The
Age Of Anxiety Redux
By William Fisher
20 March, 2006
Countercurrents.org
Airplanes
crashing into buildings. Daily body counts from Iraq and Afghanistan.
Hospitals filled with hideously mutilated young service men and women.
Prisoners being tortured and abused. People being beheaded. Religious
leaders urging us to “take out” heads of state. Katrina
survivors stranded on rooftops while FEMA fiddles. Tsunami victims stranded
nowhere -- just gone.
These are only a few of the
kinds of grisly images bombarding the American people every day.
To which we can add the 24/7
menu of relentless television alarums: 90-mile-an-hour car chases, online
child pornographers getting busted, corporate executives and congressmen
being frog-walked to the slammer in handcuffs, judges receiving death
threats, murdered children found in shallow graves, millions dead and
displaced in Darfur, children dying from HIV-AIDS and many totally curable
diseases, ports being turned over to ‘Muslim terrorists’,
phone calls and emails being intercepted, and on and on and on.
And, as a not-so-delicate
counterpoint to this scary dirge, the secretary of Health and Human
Service tells us to buy extra cans of tunafish and powdered milk to
put under our beds to ward off an avian flu pandemic, and the president
exhorts us yet again to “stay the course”, go about our
business as usual, but be sure to pay attention to the brainless haute
couture color codes intended to tell us how scared we should be on any
given day.
There is an old axiom in
the news business: “If it bleeds, it leads.” So the blood
and gore is nothing new. What’s new is its sheer volume and pervasiveness.

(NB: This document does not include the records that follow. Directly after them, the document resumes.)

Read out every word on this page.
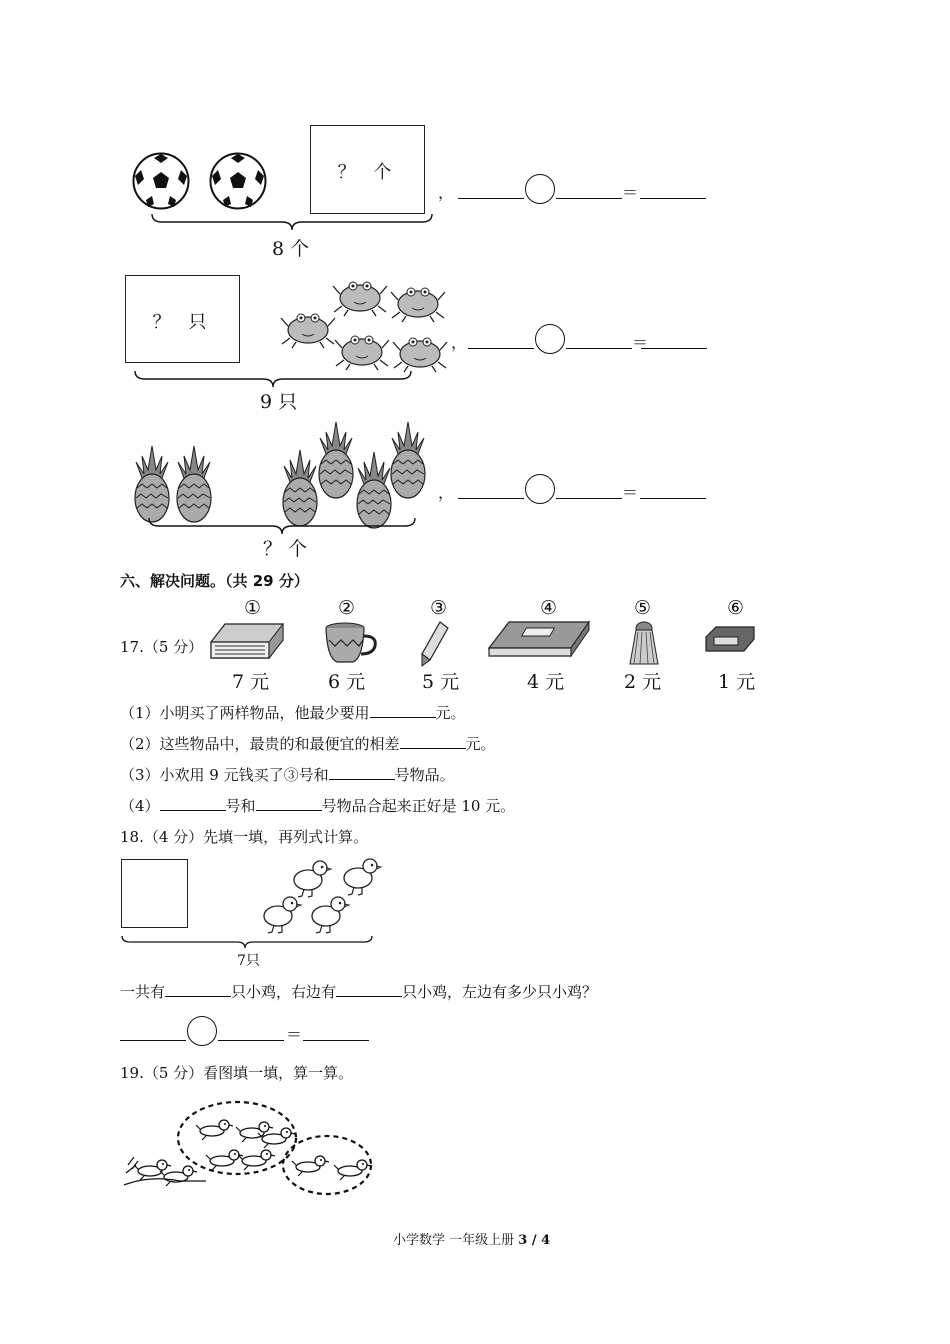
？ 个
8 个
，	＝
？ 只
9 只
，	＝
？ 个
，	＝
六、解决问题。（共 29 分）
17.（5 分）
①
7 元
②
6 元
③
5 元
④
4 元
⑤
2 元
⑥
1 元
（1）小明买了两样物品，他最少要用	元。
（2）这些物品中，最贵的和最便宜的相差	元。
（3）小欢用 9 元钱买了③号和	号物品。
（4）	号和	号物品合起来正好是 10 元。
18.（4 分）先填一填，再列式计算。
7只
一共有	只小鸡，右边有	只小鸡，左边有多少只小鸡？
＝
19.（5 分）看图填一填，算一算。
小学数学 一年级上册 3 / 4
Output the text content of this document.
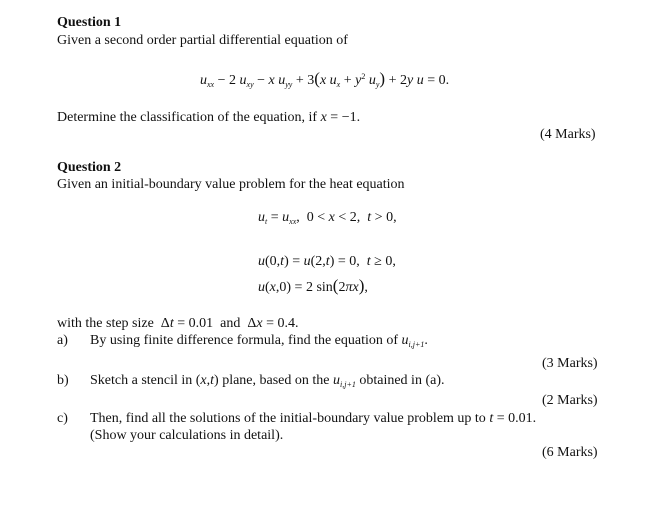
Question 1
Given a second order partial differential equation of
$u_{xx} - 2$ $u_{xy} - x$ $u_{yy} + 3(x$ $u_x + y^2$ $u_y) + 2y$ u = 0.
Determine the classification of the equation, if x = −1.
(4 Marks)
Question 2
Given an initial-boundary value problem for the heat equation
$u_t = u_{xx}$,  0 < x < 2,  t > 0,
u(0,t) = u(2,t) = 0,  t ≥ 0,
u(x,0) = 2 sin(2πx),
with the step size  Δt = 0.01  and  Δx = 0.4.
a) By using finite difference formula, find the equation of $u_{i,j+1}$.
(3 Marks)
b) Sketch a stencil in (x,t) plane, based on the $u_{i,j+1}$ obtained in (a).
(2 Marks)
c) Then, find all the solutions of the initial-boundary value problem up to t = 0.01.
(Show your calculations in detail).
(6 Marks)
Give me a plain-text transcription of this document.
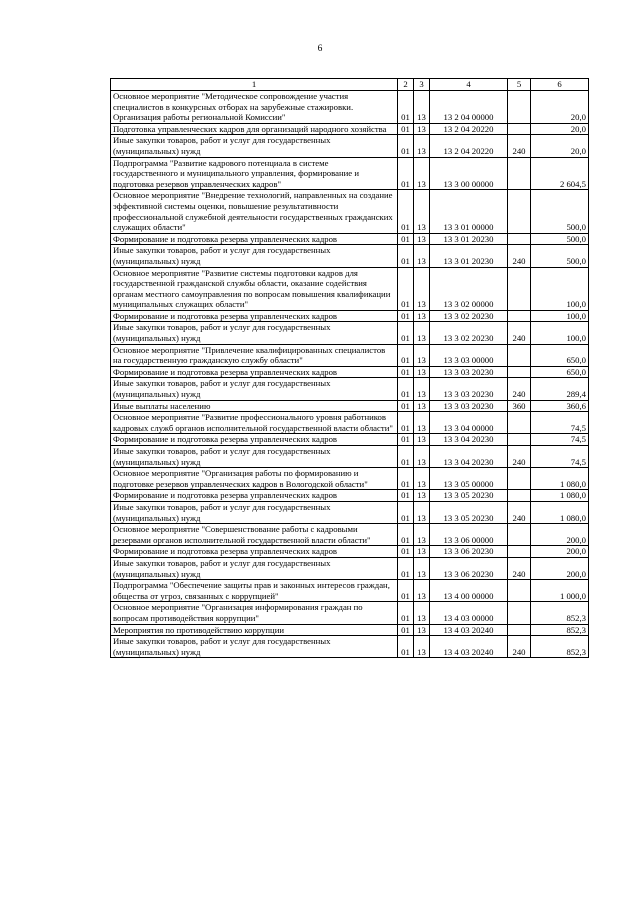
6
1	2	3	4	5	6
Основное мероприятие "Методическое сопровождение участия специалистов в конкурсных отборах на зарубежные стажировки. Организация работы региональной Комиссии"	01	13	13 2 04 00000		20,0
Подготовка управленческих кадров для организаций народного хозяйства	01	13	13 2 04 20220		20,0
Иные закупки товаров, работ и услуг для государственных (муниципальных) нужд	01	13	13 2 04 20220	240	20,0
Подпрограмма "Развитие кадрового потенциала в системе государственного и муниципального управления, формирование и подготовка резервов управленческих кадров"	01	13	13 3 00 00000		2 604,5
Основное мероприятие "Внедрение технологий, направленных на создание эффективной системы оценки, повышение результативности профессиональной служебной деятельности государственных гражданских служащих области"	01	13	13 3 01 00000		500,0
Формирование и подготовка резерва управленческих кадров	01	13	13 3 01 20230		500,0
Иные закупки товаров, работ и услуг для государственных (муниципальных) нужд	01	13	13 3 01 20230	240	500,0
Основное мероприятие "Развитие системы подготовки кадров для государственной гражданской службы области, оказание содействия органам местного самоуправления по вопросам повышения квалификации муниципальных служащих области"	01	13	13 3 02 00000		100,0
Формирование и подготовка резерва управленческих кадров	01	13	13 3 02 20230		100,0
Иные закупки товаров, работ и услуг для государственных (муниципальных) нужд	01	13	13 3 02 20230	240	100,0
Основное мероприятие "Привлечение квалифицированных специалистов на государственную гражданскую службу области"	01	13	13 3 03 00000		650,0
Формирование и подготовка резерва управленческих кадров	01	13	13 3 03 20230		650,0
Иные закупки товаров, работ и услуг для государственных (муниципальных) нужд	01	13	13 3 03 20230	240	289,4
Иные выплаты населению	01	13	13 3 03 20230	360	360,6
Основное мероприятие "Развитие профессионального уровня работников кадровых служб органов исполнительной государственной власти области"	01	13	13 3 04 00000		74,5
Формирование и подготовка резерва управленческих кадров	01	13	13 3 04 20230		74,5
Иные закупки товаров, работ и услуг для государственных (муниципальных) нужд	01	13	13 3 04 20230	240	74,5
Основное мероприятие "Организация работы по формированию и подготовке резервов управленческих кадров в Вологодской области"	01	13	13 3 05 00000		1 080,0
Формирование и подготовка резерва управленческих кадров	01	13	13 3 05 20230		1 080,0
Иные закупки товаров, работ и услуг для государственных (муниципальных) нужд	01	13	13 3 05 20230	240	1 080,0
Основное мероприятие "Совершенствование работы с кадровыми резервами органов исполнительной государственной власти области"	01	13	13 3 06 00000		200,0
Формирование и подготовка резерва управленческих кадров	01	13	13 3 06 20230		200,0
Иные закупки товаров, работ и услуг для государственных (муниципальных) нужд	01	13	13 3 06 20230	240	200,0
Подпрограмма "Обеспечение защиты прав и законных интересов граждан, общества от угроз, связанных с коррупцией"	01	13	13 4 00 00000		1 000,0
Основное мероприятие "Организация информирования граждан по вопросам противодействия коррупции"	01	13	13 4 03 00000		852,3
Мероприятия по противодействию коррупции	01	13	13 4 03 20240		852,3
Иные закупки товаров, работ и услуг для государственных (муниципальных) нужд	01	13	13 4 03 20240	240	852,3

And if anyone still believes it’s not having a profound and profoundly
negative effect on the lives of ordinary Americans, we ought to ask
them what they’ve been smoking.
This is not pop-psych 101. This is real. We are living though an age
of high anxiety (for which the government’s favorite cliché
is “the post-9/11 environment”) that is likely to have a
very long-lasting effect on the American psyche.
One of the public’s
responses to that post 9/11 environment is popping pills. Since that
dreadful day, there has been a rapid and dramatic increase in sales
of anti-anxiety, anti-depressant, and sleep aid drugs, according to
one Atlanta-based health information service provider, NDC Health, which
tracks retail pharmaceutical sales.
New prescriptions for sleep
aid rose 27.5%. Anti-anxiety drug prescriptions are up 25% and anti-depressants
up 17%. New prescriptions for anti-anxiety drugs and anti-depressants
are up 13%, while sleep aid prescriptions are up 8%. Nationwide, anti-anxiety
prescriptions are up 8.6%, anti-depressants up 2.6%, and sleep aids
up 7.5%.
Therapists are reporting
agitation, sleeplessness, survivor guilt and depression -- and not just
among those directly affected by the attacks on the World Trade Center
and the Pentagon. A New York psychiatrist says her practice increased
by 25% since September 11 and that half of those patients had no direct
connection to the attacks. "These people feel they have no control
over their lives," she said. Another shrink reports that his practice
increased by 50% since the attacks and that he didn't expect it to fall
off anytime soon.
But many other medical authorities
report that the sorry state of the nation’s mental health is deteriorating
for reasons that reach far beyond 9/11. And far beyond World Trade Center
and the Pentagon. In large and small, urban and rural communities in
places like Kansas and Arkansas and Maine, citizens find themselves
trying to live “old normal” lives but are unable to find
respite from the low-level but persistent environment of fear, anxiety,
and conflict that has come to be known as the ‘new normal’.
We all recall Karl Rove’s
cynical observation that 9/11 would be a boffo campaign issue in the
2004 election. And it was. Now, equally cynical politicians from both
sides of the aisle are using and will continue to use the “new
normal” to divide us. Nation against nation. Left against right.
Interest group against interest group. Church against State. Religion
against religion. Immigrants against citizens.
When President Bush was elected
(sic) in 2000, he promised to unite us through “compassionate
conservatism”. Since when he has worked tirelessly to unite only
his base. The result has been what John Edwards calls the “Two
Americas”.
Many Americans are trying
to cope by popping more pills.
But some of us continue to
harbor some faint hope that by 2006 or 2008, the loyal opposition will
come together with some manifesto that goes beyond “anyone but
Bush”.
If they fail, we will all
continue to live in fear. And pop more pills.